Ironically, the Australian public never saw Reid at his best because the series in Pakistan was not televised, except on the news when the players took strong exception to unfair treatment in the final Test.

Those who saw Reid take 14 wickets in the three-Test series knew we were looking at real quality and a wonderful force in Australia's cricket future.

Then Bruce felt a twinge in Lahore, left the field and began a series of battles against injury which eventually defeated him.

If Australia had taken their catches in that series, Reid would have doubled his tally of wickets, but we had an appalling run with dropped catches and he suffered as much as any of the bowlers.

I sometimes wonder if the Australian public realises just what they lost when Bruce was lost to the international game. He was exceptional.

In the early days he had a pretty low level of satisfaction.

He was a laidback sort of character and he tended to be content with three or four wickets in any innings. In fact, it took many years before he took five.

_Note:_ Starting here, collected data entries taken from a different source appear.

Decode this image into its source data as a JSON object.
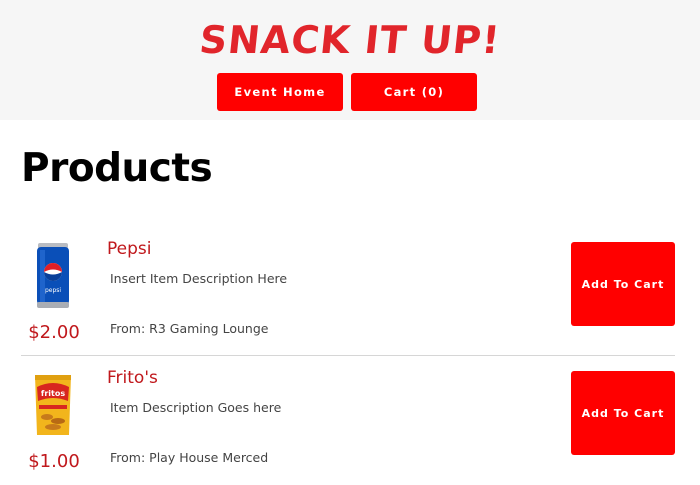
{
  "header": {
    "brand": "SNACK IT UP!",
    "nav": {
      "event_home": "Event Home",
      "cart": "Cart (0)"
    }
  },
  "page": {
    "title": "Products"
  },
  "products": [
    {
      "name": "Pepsi",
      "description": "Insert Item Description Here",
      "from": "From: R3 Gaming Lounge",
      "price": "$2.00",
      "button": "Add To Cart",
      "icon": "pepsi-can-image"
    },
    {
      "name": "Frito's",
      "description": "Item Description Goes here",
      "from": "From: Play House Merced",
      "price": "$1.00",
      "button": "Add To Cart",
      "icon": "fritos-bag-image"
    }
  ],
  "colors": {
    "accent": "#ff0000",
    "brand": "#e1252b",
    "text_red": "#c0181c"
  }
}
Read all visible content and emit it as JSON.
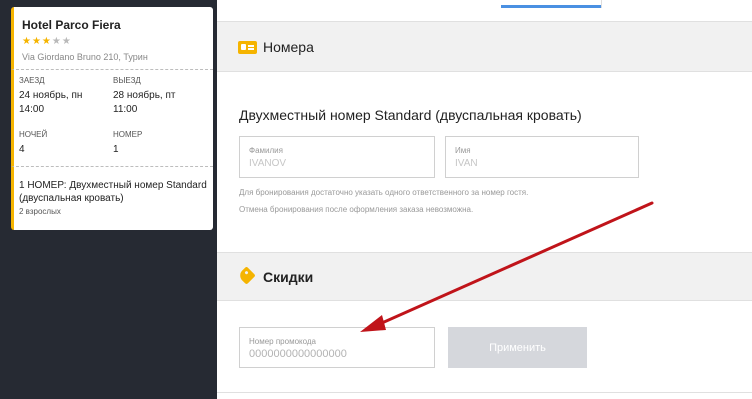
{
  "booking": {
    "hotel_name": "Hotel Parco Fiera",
    "rating": 3,
    "rating_max": 5,
    "stars_on": "★★★",
    "stars_off": "★★",
    "address": "Via Giordano Bruno 210, Турин",
    "checkin_label": "ЗАЕЗД",
    "checkin_date": "24 ноябрь, пн",
    "checkin_time": "14:00",
    "checkout_label": "ВЫЕЗД",
    "checkout_date": "28 ноябрь, пт",
    "checkout_time": "11:00",
    "nights_label": "НОЧЕЙ",
    "nights_value": "4",
    "room_label": "НОМЕР",
    "room_value": "1",
    "room_summary": "1 НОМЕР: Двухместный номер Standard (двуспальная кровать)",
    "guests": "2 взрослых"
  },
  "rooms_section": {
    "title": "Номера",
    "icon": "id-card-icon",
    "room_name": "Двухместный номер Standard (двуспальная кровать)",
    "last_name_label": "Фамилия",
    "last_name_value": "IVANOV",
    "first_name_label": "Имя",
    "first_name_value": "IVAN",
    "note1": "Для бронирования достаточно указать одного ответственного за номер гостя.",
    "note2": "Отмена бронирования после оформления заказа невозможна."
  },
  "discounts_section": {
    "title": "Скидки",
    "icon": "tag-icon",
    "promo_label": "Номер промокода",
    "promo_placeholder": "0000000000000000",
    "apply_label": "Применить"
  },
  "colors": {
    "accent": "#f5b400",
    "sidebar_bg": "#262a33",
    "annotation_arrow": "#c0141a",
    "button_disabled": "#d5d7dc"
  }
}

That was noticed and criticised with the critics becoming a little more audible after every match.

Good bowler, yeh, but when is he going to get five?

I think it niggled him because he began to set his own sights higher, demand more of himself.

When Bruce hit his straps he developed a great strike rate; even though his injuries set him back, he made a big impact in the matches he was able to play.

It was a cruel reality of his career that he had more time than most to sit and ponder his future.

He was always receptive to advice, in fact nobody was keener than he was to get his body in order and get on with the game.

But one injury followed another, often unrelated, which is a medical nightmare.

He worked hard at all the remedial plans, all the strengthening exercises which they cooked up for him, but in the end perhaps he was just too frail.

When we toured the Caribbean in 1991, there was a considerable amount of air travel involved round the islands and Bruce found it almost impossible to sit comfortably in aircraft seats which were a bit restrictive even for those who weren't seven feet tall.

His back started to give trouble again and, serious or not, it obviously worried him, the sort of nagging problem any sports person can do without.

It was all the more frustrating and eventually all the sadder because, for a very tall man with long legs, Bruce was never cumbersome and awkward.

Admittedly, he wasn't greased lightning in the outfield but he was pretty quick in a straight line and there was a naturalness about his loping stride.

He also had a brilliant throwing arm.

The factor which was going to make him a great Test bowler was that he could bowl on any wicket.

The nature of the pitch mattered very little because he had the ability to put the ball on the spot, swing it in, take it away.

If he had stayed fit, he would have notched up over 300 Test wickets.

Watching him in action was like watching Mark Waugh batting in full cry. Everything looked easy, inevitable.

Undoubtedly Bruce's career was the biggest tragedy in my coaching career.

And what is old spindle shanks doing now? Well, he owns a very successful indoor sporting centre, is the fast bowling coach for West Australia and believe it or not has triple chins and weighs about 18 stone!